Clinton is slimmer and fitter now than when she left the State Department, a disciplined dieter who practices yoga in her hotel room, according to campaign staff. Her campaign mantra that she is a fighter who will work every day to address a growing list of causes and perceived injustices is a message that frames Clinton as possessing as much energy, stamina and work ethic as any younger person, or a man.
Trump’s implication that Clinton has little fire in the belly and would not work hard as president seems to have annoyed the Clinton team more than alarmed it. Her campaign declined to comment.

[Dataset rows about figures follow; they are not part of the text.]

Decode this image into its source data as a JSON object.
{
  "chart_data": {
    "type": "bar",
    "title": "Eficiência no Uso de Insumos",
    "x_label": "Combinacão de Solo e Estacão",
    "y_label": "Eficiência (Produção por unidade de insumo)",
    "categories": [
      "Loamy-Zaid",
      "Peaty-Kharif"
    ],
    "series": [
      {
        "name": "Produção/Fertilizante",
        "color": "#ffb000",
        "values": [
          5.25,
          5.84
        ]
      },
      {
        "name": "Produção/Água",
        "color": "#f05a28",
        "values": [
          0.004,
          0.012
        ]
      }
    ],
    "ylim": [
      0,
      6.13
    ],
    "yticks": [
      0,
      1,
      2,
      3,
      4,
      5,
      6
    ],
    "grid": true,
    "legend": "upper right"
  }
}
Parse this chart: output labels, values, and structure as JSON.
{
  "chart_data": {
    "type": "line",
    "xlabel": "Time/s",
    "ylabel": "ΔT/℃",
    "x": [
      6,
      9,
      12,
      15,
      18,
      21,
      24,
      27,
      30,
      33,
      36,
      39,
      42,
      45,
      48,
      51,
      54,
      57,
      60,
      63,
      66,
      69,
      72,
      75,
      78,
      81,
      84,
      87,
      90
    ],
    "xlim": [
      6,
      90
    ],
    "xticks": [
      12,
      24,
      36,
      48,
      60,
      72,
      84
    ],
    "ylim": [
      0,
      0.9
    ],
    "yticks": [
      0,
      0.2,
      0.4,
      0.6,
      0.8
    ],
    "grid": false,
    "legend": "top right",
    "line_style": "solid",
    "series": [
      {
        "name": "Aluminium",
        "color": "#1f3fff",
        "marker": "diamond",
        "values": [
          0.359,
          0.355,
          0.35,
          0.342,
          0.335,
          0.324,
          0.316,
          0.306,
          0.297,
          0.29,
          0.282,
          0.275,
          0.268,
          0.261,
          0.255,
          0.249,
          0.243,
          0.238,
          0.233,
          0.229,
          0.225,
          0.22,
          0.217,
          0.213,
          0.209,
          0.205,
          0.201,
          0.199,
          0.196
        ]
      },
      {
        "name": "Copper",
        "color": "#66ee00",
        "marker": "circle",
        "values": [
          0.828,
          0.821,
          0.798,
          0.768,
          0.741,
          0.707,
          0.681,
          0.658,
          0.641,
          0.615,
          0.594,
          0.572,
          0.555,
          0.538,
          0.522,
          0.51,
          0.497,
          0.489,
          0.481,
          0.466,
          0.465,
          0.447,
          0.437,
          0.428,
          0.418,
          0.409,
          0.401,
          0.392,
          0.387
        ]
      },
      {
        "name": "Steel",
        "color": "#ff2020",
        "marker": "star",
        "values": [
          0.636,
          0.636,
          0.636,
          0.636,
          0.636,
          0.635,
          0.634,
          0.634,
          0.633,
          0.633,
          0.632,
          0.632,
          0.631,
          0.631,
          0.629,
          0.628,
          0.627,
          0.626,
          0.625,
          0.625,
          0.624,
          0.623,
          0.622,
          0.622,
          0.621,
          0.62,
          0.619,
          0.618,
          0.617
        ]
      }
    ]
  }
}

Those who know her best are skeptical that the attack will resonate, saying it has little merit.
“In all honesty, I cannot remember a time when this came up as an issue,” said Ann Lewis, a longtime Clinton adviser. “Because her reputation even among people who have opposed her on issues is: This is someone who does the work, does the homework and is prepared to stay as long as it takes to get the job done.”
Lawless, the AU professor of government, notes that Trump’s “stamina” comments could give Clinton a boost — they could play into her ability to identify with women, especially of a certain age, who have a sense that they have always been discounted and have had to work harder and prove more.
“There are women who are her age and who are still working and still feeling quite spry,” Lawless said.